D.C. officials change method to determine COVID-19 control

Media Credit: File Photo by Arielle Bader | Contributing Photo Editor

Mayor Muriel Bowser said Wednesday that officials are now looking for a COVID-19 positivity rate below 5 percent as measured by a rolling seven-day average.

Officials are adjusting a key metric used to determine when the spread of COVID-19 is under control and changing the threshold to reach Phase Three of reopening, according to The Washington Post.

Mayor Muriel Bowser said Wednesday that officials are now looking for a COVID-19 positivity rate below 5 percent as measured by a rolling seven-day average, rather than the previous goal of less than 10 percent for seven straight days to enter Phase Three of reopening, The Post reported. LaQuandra Nesbitt, the director of the D.C. Department of Health, said officials will use a seven-day rolling average instead of a daily rate to mitigate certain testing discrepancies, like recurring drops in the number of people who are tested on weekends, according to The Post.
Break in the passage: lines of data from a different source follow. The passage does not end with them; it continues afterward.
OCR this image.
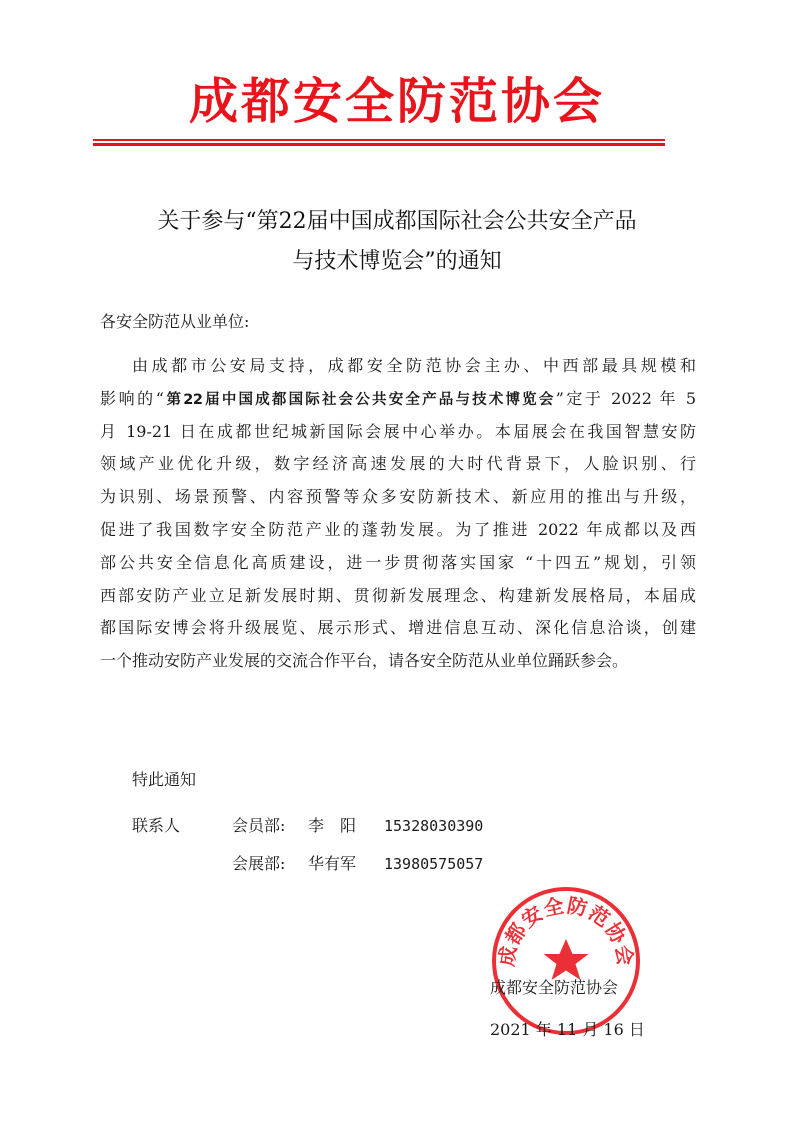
成都安全防范协会
关于参与“第22届中国成都国际社会公共安全产品
与技术博览会”的通知
各安全防范从业单位:
由成都市公安局支持，成都安全防范协会主办、中西部最具规模和
影响的“第22届中国成都国际社会公共安全产品与技术博览会”定于 2022 年 5
月 19-21 日在成都世纪城新国际会展中心举办。本届展会在我国智慧安防
领域产业优化升级，数字经济高速发展的大时代背景下，人脸识别、行
为识别、场景预警、内容预警等众多安防新技术、新应用的推出与升级，
促进了我国数字安全防范产业的蓬勃发展。为了推进 2022 年成都以及西
部公共安全信息化高质建设，进一步贯彻落实国家 “十四五”规划，引领
西部安防产业立足新发展时期、贯彻新发展理念、构建新发展格局，本届成
都国际安博会将升级展览、展示形式、增进信息互动、深化信息洽谈，创建
一个推动安防产业发展的交流合作平台，请各安全防范从业单位踊跃参会。
特此通知
联系人	会员部: 李　阳 15328030390
会展部: 华有军 13980575057
成都安全防范协会
成都安全防范协会
2021 年 11 月 16 日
“We now have far more evidence that suggests in order for rebound not to occur, for you to have a second peak or a second wave after you turn on more activity, that percentage should be below five,” Nesbitt said. “If you can keep it below three, even better.”
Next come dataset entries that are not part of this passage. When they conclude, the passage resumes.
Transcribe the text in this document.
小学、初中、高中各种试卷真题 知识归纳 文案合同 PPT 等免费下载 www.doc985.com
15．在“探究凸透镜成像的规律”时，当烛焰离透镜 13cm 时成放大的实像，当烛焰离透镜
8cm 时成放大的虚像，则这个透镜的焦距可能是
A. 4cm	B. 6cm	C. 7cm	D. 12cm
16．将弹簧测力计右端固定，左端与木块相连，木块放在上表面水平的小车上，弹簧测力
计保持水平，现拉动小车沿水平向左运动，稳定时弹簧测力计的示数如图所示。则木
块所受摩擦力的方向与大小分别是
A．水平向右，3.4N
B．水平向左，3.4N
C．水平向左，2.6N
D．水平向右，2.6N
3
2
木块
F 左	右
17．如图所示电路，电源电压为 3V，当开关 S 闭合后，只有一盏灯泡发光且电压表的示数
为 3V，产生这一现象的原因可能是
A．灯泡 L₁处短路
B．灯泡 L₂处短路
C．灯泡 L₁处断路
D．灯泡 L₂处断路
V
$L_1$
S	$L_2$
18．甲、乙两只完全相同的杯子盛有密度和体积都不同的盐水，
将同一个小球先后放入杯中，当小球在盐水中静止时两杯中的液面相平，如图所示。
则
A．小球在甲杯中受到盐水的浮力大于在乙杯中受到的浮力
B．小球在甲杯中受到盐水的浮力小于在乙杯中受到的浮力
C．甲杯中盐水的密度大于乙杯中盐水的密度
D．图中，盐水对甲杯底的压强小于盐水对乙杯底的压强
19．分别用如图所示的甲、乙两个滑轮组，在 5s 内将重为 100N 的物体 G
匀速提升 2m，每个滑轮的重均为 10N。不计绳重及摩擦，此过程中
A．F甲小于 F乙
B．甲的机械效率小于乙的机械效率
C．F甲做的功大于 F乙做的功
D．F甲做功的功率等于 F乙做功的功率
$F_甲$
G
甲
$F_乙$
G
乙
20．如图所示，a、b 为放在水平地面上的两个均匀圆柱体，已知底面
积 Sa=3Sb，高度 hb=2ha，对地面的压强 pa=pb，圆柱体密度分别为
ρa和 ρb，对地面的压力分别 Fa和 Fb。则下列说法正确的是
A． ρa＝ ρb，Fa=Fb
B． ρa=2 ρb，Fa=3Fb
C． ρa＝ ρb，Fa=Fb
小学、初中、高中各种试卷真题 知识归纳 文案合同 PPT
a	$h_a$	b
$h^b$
The World Health Organization recommends a state or region maintain a 5 percent positivity rate for at least two weeks before lifting shelter-at-home and social distancing protocols. The current test positivity rate is meeting the city’s goal at 3.7 percent, according to D.C.’s coronavirus database, but has not met goals in other metrics, like transmission rate and the percentage of new cases from quarantined individuals.

The announcement follows Bowser’s recent steps to curb the virus’ spread, like the expansion of a District-wide mask mandate and a requirement for travelers into the District from 27 “high-risk” states to quarantine for two weeks.